Dsxir.Optimizer.SIMBA.Bucket (dsxir v0.5.0)

Copy Markdown

Per-example trajectory bucket with variance statistics.

A bucket groups all trajectory records for one trainset example and computes gap statistics used to prioritise which examples are processed first during candidate generation.

Summary

Functions

Builds a bucket from a list of records for one example.

Computes {p10, p90} over a flat list of numeric scores using linear interpolation (numpy-style).

Sorts a list of buckets descending by {max_to_min_gap, max_score, max_to_avg_gap}.

Types

t()

@type t() :: %{
  records: [trajectory_record()],
  max_to_min_gap: float(),
  max_score: float(),
  max_to_avg_gap: float()
}

trajectory_record()

@type trajectory_record() :: %{
  score: float(),
  trace: list(),
  prediction: term(),
  example: term(),
  metadata: term()
}

Functions

from_records(records)

@spec from_records([trajectory_record()]) :: t()

Builds a bucket from a list of records for one example.

Records are sorted by score descending.

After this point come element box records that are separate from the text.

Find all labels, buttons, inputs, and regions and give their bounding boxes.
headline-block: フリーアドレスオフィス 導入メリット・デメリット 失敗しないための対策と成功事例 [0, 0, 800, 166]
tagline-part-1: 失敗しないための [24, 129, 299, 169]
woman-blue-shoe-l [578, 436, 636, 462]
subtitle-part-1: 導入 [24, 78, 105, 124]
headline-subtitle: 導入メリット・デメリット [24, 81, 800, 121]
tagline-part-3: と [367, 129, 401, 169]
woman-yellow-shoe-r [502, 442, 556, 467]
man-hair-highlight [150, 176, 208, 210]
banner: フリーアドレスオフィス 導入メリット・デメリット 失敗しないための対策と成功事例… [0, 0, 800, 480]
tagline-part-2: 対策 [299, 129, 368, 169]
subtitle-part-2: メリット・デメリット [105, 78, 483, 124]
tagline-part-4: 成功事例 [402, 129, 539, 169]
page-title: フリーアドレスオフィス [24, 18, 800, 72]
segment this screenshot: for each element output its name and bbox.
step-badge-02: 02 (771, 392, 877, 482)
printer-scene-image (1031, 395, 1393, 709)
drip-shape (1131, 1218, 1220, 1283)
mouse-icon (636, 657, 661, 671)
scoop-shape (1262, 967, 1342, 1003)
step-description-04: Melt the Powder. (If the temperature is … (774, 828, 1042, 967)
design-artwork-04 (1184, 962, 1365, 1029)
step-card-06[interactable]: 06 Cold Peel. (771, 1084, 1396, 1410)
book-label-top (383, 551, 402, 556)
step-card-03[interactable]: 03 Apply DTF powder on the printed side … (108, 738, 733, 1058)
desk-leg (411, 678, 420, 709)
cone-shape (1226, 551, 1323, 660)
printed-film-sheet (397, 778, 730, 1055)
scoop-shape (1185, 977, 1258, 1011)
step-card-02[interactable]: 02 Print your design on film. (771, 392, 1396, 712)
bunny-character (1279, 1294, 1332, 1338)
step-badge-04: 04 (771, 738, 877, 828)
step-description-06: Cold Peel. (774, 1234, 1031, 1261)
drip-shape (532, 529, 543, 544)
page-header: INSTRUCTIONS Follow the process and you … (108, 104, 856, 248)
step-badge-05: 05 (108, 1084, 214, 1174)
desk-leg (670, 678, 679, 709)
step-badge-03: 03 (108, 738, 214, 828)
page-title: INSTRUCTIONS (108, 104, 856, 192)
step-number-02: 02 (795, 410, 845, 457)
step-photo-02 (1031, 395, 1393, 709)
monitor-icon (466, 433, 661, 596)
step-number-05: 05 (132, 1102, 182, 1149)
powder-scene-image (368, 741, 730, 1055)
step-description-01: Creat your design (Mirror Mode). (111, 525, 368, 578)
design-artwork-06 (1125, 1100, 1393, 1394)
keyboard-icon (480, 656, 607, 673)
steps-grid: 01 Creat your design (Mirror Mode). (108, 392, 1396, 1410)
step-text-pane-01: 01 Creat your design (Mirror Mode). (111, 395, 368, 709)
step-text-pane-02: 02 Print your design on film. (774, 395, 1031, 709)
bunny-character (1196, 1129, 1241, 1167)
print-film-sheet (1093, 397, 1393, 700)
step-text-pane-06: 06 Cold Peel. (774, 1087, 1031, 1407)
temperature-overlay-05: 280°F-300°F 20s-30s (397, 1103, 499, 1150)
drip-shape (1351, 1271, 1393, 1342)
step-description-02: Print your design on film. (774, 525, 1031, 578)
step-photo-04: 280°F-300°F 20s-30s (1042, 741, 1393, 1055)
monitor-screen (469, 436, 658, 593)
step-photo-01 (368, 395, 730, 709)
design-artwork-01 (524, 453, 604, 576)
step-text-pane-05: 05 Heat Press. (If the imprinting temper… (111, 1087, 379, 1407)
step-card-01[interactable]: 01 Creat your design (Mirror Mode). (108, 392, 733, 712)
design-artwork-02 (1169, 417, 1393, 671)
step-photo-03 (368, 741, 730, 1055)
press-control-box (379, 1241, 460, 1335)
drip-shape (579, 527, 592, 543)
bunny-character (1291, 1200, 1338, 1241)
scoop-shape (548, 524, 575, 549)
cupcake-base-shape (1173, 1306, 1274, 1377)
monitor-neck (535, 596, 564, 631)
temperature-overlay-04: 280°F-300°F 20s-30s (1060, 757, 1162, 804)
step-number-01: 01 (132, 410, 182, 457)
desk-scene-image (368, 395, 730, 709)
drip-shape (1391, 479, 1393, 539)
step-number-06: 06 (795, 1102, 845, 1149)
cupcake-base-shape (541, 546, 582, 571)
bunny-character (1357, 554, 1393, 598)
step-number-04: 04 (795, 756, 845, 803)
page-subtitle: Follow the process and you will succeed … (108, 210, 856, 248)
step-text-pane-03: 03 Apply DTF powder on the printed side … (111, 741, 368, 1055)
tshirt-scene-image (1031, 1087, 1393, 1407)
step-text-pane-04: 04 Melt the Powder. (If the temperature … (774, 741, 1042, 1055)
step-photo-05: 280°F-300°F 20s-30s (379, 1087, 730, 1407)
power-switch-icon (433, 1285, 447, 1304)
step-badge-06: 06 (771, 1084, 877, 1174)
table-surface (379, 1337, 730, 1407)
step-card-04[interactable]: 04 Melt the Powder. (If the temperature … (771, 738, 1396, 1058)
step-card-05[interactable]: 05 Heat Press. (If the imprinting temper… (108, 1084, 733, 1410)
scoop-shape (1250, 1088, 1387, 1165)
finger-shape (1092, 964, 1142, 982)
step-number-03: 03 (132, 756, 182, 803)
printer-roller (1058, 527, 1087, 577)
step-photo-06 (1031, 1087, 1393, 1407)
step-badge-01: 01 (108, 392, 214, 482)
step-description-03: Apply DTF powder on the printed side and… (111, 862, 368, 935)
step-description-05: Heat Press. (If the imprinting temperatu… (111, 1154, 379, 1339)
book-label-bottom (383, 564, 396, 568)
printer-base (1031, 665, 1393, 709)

Three gap stats are computed: max_to_min_gap, max_score, and max_to_avg_gap.

percentiles(scores)

@spec percentiles([number()]) :: {float(), float()}

Computes {p10, p90} over a flat list of numeric scores using linear interpolation (numpy-style).

For percentile p over sorted xs of length n: rank = p/100 * (n-1); interpolate between floor and ceil indices.

sort(buckets)

@spec sort([t()]) :: [t()]

Sorts a list of buckets descending by {max_to_min_gap, max_score, max_to_avg_gap}.

Examples with more variance and a higher score ceiling are processed first.